Kleinaktionärsvertreter
Wilhelm Rasinger (im Bild) blickt auf ein Jahr zurück, "wo man wütend sein kann". Weder sei 2009 bei der Aufarbeitung der "grossen Anlegerskandale" viel weitergangen, noch seien die Rechte der Privatanleger gestärkt worden. Auch für heuer ist der Präsident des Interessenverbandes der
Anleger (IVA) besorgt über den Kapitalmarkt. Bei einem Pressegespräch am Donnerstag erneuerte er seine Forderung nach einer Stärkung der
Finanzmarktaufsicht (FMA), besseren Aufsichtsräten und einer verpflichteten
Dividende von Immobilienunternehmen.
2009 sei aus Sicht der Kleinanleger einiges schief gelaufen, so Rasinger. Das Aktienänderungsgesetz beispielsweise habe das Fragerecht der Anleger bei der
Hauptversammlung (HV) beschnitten. Ausserdem sei es eine "Zumutung", dass die Geschäftsberichte nur mehr auf der Homepage des Unternehmens veröffentlicht werden müssen.
"Beim Mohrenkopf" werde die Justiz "provoziert und permanent herausgefordert".
Julius Meinl V. tue alles, damit das Strafverfahren nicht ins Rollen kommt. Obwohl einem Staatsanwalt ein Stab hochkarätiger Berater und Anwälte gegenüberstehe - "das ist wie Fussballspielen auf einem schiefen Feld" - glaubt Rasinger "noch immer an den Rechtsstaat". In dem von der
Meinl Bank scharf angeschossenen Gutachten des mittlerweile wegen Befangenheit abberufenen Sachverständigen
Thomas Havranek "habe ich keine 80 Fehler gefunden", meinte der IVA-Präsident. Höchstens ein bis zwei Beistrichfehler seien ihm aufgefallen.
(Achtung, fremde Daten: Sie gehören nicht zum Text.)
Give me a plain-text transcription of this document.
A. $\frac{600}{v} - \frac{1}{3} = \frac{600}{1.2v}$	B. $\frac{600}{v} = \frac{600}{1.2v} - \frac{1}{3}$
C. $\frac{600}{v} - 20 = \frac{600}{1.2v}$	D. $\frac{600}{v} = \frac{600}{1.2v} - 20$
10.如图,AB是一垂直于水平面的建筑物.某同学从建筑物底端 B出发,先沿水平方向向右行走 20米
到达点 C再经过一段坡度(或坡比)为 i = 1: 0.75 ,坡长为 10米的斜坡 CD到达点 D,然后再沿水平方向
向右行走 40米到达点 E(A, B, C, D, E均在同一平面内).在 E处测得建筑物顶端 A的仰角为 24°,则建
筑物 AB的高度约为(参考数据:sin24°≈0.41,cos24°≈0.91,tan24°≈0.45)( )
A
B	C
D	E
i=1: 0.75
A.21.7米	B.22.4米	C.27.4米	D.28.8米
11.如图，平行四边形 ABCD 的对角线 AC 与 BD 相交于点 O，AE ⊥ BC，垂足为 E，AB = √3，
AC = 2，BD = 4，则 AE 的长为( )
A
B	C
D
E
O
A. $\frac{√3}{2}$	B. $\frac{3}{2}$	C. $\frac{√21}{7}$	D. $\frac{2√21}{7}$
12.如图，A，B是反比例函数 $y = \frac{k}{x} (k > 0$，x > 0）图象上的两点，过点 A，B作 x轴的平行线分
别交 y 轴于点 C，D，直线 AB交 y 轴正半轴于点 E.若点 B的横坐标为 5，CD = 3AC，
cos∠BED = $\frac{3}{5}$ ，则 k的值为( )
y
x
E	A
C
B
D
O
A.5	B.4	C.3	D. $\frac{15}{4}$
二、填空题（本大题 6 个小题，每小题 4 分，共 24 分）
Bei der geplanten Fusion von
Raiffeisen International (RI) mit der
Raiffeisen Zentralbank (RZB) wird sich Rasinger das "Austauschverhältnis genau anschauen". "Vom Grundgedanken her" ist er dem Zusammenschluss "vorsichtig positiv" gesinnt.
In der Causa
Immofinanz /Immoeast ist in Rasingers Augen "erfreulich, dass das
Delta für die Anleger kleiner geworden ist". Bei
conwert und Eco Business gebe es noch einige ungelöste Probleme, "insbesondere, was die Managementverträge betrifft".
Folge all dieser Entwicklungen sei, dass die Privatanleger ihr Interesse am Kapitalmarkt verlören, was wiederum dem Wirtschaftsstandort
Österreich schade. Um dem Abhilfe zu schaffen, sollten Immobilienfirmen gezwungen werden, eine Dividende auszuschütten, fordert Rasinger. Immo
-Aktien mit einer nachhaltigen Dividendenrendite von 2 bis 3 Prozent bezogen auf den Net Asset Value
(NAV) seien nämlich ideal für den Einstieg eines breiten Publikums in den Kapitalmarkt.
Bei dem Immo
-Unternehmen wünscht sich Rasinger ausserdem strengere Bestimmungen für die Bewertungsgutachter, damit ihre Unabhängigkeit und Qualität sichergestellt wird. Wichtig wären aus Rasingers Sicht auch die Offenlegung der Management- und Beratungsverträge sowie die Festlegung einer maximalen Verschuldung in der
Satzung. Damit solle verhindert werden, dass "wie mit einem Staubsauger" Liegenschaften mit billigem
Fremdkapital aufgekauft und so die Preise in die Höhe getrieben werden.
Der IVA stösst sich auch daran, dass in Österreich Vorstandsbezüge noch immer nicht veröffentlicht werden müssen. Neben einer gesetzlichen Verpflichtung zur Transparenz urgiert Rasinger eine nicht verbindliche Abstimmung in der HV über die Managergehälter. In
Deutschland hätten dies die grossen börsenotierten Firmen bereits akzeptiert. Ausserdem sollten Boni erst nach drei Jahren - und nur bei Erfolg - ausgeschüttet werden.